Wednesday, January 13, 2010

Entry #205

Watching the House Burn
by Christian Bell


We watched the old house burn, holding hands. Above, the sky gray, bare trees, screeching blackbirds the sirens of alert. The wide open grounds, a field of bumpy green, broken tree limbs. For years, we talked about legends of the building’s history. A psycho father killed his family, hanged himself. Every other family that moved in stayed for awhile and abruptly left. It sat on the grounds of either an abandoned cemetery, a typhoid-ravaged boarding school, or a psychiatric hospital for the criminally insane. Some people had claimed to see figures in the windows, but it’s more like the windows become eyes, trees framing the structure as wiry mad hair.

We watched the flames, screaming demons eating oxygen. I stare, transfixed, think I see silhouettes, black snakes of smoke moving uphill through bare trees. We don’t believe in ghosts. We’ve come here since childhood, stealing kisses in the shadows. She would cry on my shoulder, trying to flush out the monster back home. Now, as an adult, this arson was her therapy. I brought the gasoline and the lighter; she was a prisoner, she couldn’t lift her hands. The flames crackled and spit—cauterization for her wounds.

Later, we would kiss. Later, I would ask her to marry me. All the world’s blackbirds circled above, their chorus harsh jagged scratches. Her monster would still be alive after this—smoking cigars, drinking beer, rotting away in a beaten torn recliner. For now, she clutched my hand, wouldn’t let us leave.

29 comments:

Michael Solender said...

ooh a new side.. dark and creepy

Laurel said...

I am reminded of Forrest Gump:

"Sometimes, there just aren't enough rocks."
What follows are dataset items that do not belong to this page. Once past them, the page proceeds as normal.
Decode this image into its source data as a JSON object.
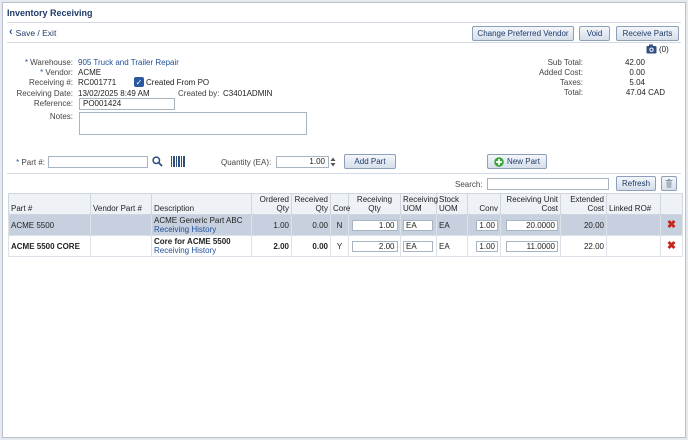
{
  "page_title": "Inventory Receiving",
  "toolbar": {
    "save_exit": "Save / Exit",
    "change_vendor": "Change Preferred Vendor",
    "void": "Void",
    "receive_parts": "Receive Parts",
    "attachments_count": "(0)"
  },
  "header": {
    "warehouse_label": "Warehouse:",
    "warehouse": "905 Truck and Trailer Repair",
    "vendor_label": "Vendor:",
    "vendor": "ACME",
    "receiving_no_label": "Receiving #:",
    "receiving_no": "RC001771",
    "created_from_po": "Created From PO",
    "receiving_date_label": "Receiving Date:",
    "receiving_date": "13/02/2025 8:49 AM",
    "created_by_label": "Created by:",
    "created_by": "C3401ADMIN",
    "reference_label": "Reference:",
    "reference": "PO001424",
    "notes_label": "Notes:",
    "notes": ""
  },
  "totals": {
    "sub_total_label": "Sub Total:",
    "sub_total": "42.00",
    "added_cost_label": "Added Cost:",
    "added_cost": "0.00",
    "taxes_label": "Taxes:",
    "taxes": "5.04",
    "total_label": "Total:",
    "total": "47.04 CAD"
  },
  "add_part": {
    "part_label": "Part #:",
    "part_value": "",
    "qty_label": "Quantity (EA):",
    "qty_value": "1.00",
    "add_button": "Add Part",
    "new_part_button": "New Part"
  },
  "grid_tools": {
    "search_label": "Search:",
    "search_value": "",
    "refresh": "Refresh"
  },
  "columns": [
    "Part #",
    "Vendor Part #",
    "Description",
    "Ordered Qty",
    "Received Qty",
    "Core",
    "Receiving Qty",
    "Receiving UOM",
    "Stock UOM",
    "Conv",
    "Receiving Unit Cost",
    "Extended Cost",
    "Linked RO#"
  ],
  "rows": [
    {
      "part": "ACME 5500",
      "vendor_part": "",
      "description": "ACME Generic Part ABC",
      "history": "Receiving History",
      "ordered": "1.00",
      "received": "0.00",
      "core": "N",
      "recv_qty": "1.00",
      "recv_uom": "EA",
      "stock_uom": "EA",
      "conv": "1.00",
      "unit_cost": "20.0000",
      "extended": "20.00",
      "linked_ro": ""
    },
    {
      "part": "ACME 5500 CORE",
      "vendor_part": "",
      "description": "Core for ACME 5500",
      "history": "Receiving History",
      "ordered": "2.00",
      "received": "0.00",
      "core": "Y",
      "recv_qty": "2.00",
      "recv_uom": "EA",
      "stock_uom": "EA",
      "conv": "1.00",
      "unit_cost": "11.0000",
      "extended": "22.00",
      "linked_ro": ""
    }
  ],
  "colors": {
    "accent": "#1f3a68",
    "link": "#1f4e9a",
    "selected_row": "#c7d0de",
    "delete": "#c8261c",
    "new_part_plus": "#3aa63a"
  }
}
Fantastic description of the consumption of fire. I feel that in this instance, at least, my opinion is valid and qualified since I watched my own house burn when I was eight. The snapping, writhing energy of it is encapsulated here:

screaming demons eating oxygen. I stare, transfixed, think I see silhouettes, black snakes of smoke moving uphill through bare trees.

This is a vivid accounting of both arson and sin. Nice job.

Bernita said...

Truly beautiful descriptive passages.

peggywriter said...

This blew me away.

laughingwolf said...

well done, christian...

Carrie said...

This made me [glee] a little =D Great piece.

CJT said...

Christian, your pieces never cease to amaze me. I'm going to have to add your blog to my favorites list...

Kudos again,
-CJT

Aniket said...

Brilliant descriptive details. Very well written.

PEOPLE, PLACES, VOICES, FACES... said...

Christian,

I agree with so many of the comments above, that for a while I thought I wouldn't leave a comment because I have nothing new to say.

However, I wanted to point out that I love some of the very striking images here, especially the

1. window-eyes and the trees framing the house as mad, wiry hair

2. Your description of the flames as screaming demons eating oxygen

3. The very poignant, terrifying image of her crying on his shoulder, "trying to flush out the monster back home"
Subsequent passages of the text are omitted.